Nelson and a few dozen of her colleagues rallied outside the Gwinnett Justice and Administration Center on Tuesday afternoon, getting petitions signed and trying to, in their words, "save America's Postal Service." It was a scene replicated across the country as postal employees gathered to support H.R. 1351, which they say can help rectify the post office's financial problems and prevent layoffs and service reductions proposed by lawmakers.

Cries of "1351, we can get the job done" and "five days, no way" echoed off the walls of GJAC for more than an hour.

"We're asking them to lift that mandate, because it's killing us," said Tiawanna Jackson, a carrier stationed out of Stone Mountain for the last 14 years. "We're asking Congress to get on board, to sign this into action.

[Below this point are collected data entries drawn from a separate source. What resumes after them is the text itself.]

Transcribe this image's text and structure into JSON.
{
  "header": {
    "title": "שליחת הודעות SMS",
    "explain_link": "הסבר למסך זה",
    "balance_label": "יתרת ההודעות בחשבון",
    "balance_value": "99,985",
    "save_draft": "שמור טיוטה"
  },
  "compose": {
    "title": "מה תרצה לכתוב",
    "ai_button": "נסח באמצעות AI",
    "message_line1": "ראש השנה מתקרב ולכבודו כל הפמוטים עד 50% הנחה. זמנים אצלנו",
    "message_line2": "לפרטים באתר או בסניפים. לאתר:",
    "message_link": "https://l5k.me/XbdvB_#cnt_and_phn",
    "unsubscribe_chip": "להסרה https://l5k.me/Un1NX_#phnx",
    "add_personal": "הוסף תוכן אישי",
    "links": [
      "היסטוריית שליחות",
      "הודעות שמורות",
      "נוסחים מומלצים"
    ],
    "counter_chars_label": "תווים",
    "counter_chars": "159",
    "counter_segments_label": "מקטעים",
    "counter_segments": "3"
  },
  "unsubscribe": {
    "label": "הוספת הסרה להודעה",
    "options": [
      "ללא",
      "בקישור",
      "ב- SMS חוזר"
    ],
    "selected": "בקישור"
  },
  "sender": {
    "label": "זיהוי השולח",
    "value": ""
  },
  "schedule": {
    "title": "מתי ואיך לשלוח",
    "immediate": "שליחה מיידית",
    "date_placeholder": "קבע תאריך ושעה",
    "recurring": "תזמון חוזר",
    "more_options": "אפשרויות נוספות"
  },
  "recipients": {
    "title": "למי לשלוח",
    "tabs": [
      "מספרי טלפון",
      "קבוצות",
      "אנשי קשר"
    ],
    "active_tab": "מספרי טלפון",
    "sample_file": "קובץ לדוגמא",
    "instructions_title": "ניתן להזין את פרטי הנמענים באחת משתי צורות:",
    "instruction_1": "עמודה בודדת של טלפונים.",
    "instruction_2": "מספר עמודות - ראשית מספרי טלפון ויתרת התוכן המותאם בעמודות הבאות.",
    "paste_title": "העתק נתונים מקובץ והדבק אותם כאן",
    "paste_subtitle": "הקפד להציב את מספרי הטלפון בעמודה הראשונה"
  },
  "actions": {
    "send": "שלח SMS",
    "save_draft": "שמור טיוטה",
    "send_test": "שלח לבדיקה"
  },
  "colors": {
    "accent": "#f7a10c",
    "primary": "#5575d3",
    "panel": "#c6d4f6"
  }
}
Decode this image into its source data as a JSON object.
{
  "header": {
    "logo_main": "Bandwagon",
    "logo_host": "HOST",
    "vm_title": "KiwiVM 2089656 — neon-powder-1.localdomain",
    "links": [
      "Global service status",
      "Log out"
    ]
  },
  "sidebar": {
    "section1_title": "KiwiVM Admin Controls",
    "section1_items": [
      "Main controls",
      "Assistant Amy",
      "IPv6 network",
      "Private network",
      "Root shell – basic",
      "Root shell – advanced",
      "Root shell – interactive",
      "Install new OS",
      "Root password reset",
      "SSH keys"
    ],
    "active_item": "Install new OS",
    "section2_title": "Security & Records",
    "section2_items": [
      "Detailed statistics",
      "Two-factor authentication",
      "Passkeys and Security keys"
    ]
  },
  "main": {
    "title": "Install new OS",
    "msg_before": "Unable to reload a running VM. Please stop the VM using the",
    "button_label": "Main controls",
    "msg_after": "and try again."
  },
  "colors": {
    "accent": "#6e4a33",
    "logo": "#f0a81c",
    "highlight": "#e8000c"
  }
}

This is not taxpayer's money, this is our money."

In recent months, a number of plans have been proposed to save the floundering post office, including one that would layoff 120,000 workers and put an end to Saturday deliveries.

In place of drastic cuts like those, H.R. 1351 would lift a 2006 law mandating a "pre-funding" of health care benefits for future retirees, suspending payments made by postal workers and using the overfunded balance to help counteract the Postal Service's debts.

It's a win-win, supporters say, using money the post office already has without costing taxpayers a cent.

"It's killing us," Jackson said. "The Postal Service can only pay so much before they go broke."

Added James Walker, a 37-year post office veteran: "The post office wants to blame the employees for the cost being out of control."

As of Tuesday afternoon, H.R. 1351 -- proposed in April by Rep. Stephen Lynch (D-MA) -- had 216 cosponsore in the U.S. House of Representatives, including five from Georgia. Rep. Hank Johnson, whose 4th District includes parts of Lilburn and Tucker, is among them.

Jackson and her cohorts collected hundreds of signatures Tuesday, and urged residents to reach out to their local representatives -- the post office may not be perfect, she said, but it's needed.

"I understand they go in there and there's some slow lines sometimes," Jackson said, "but we're at that (mailbox). We're there. If you need us, we're there."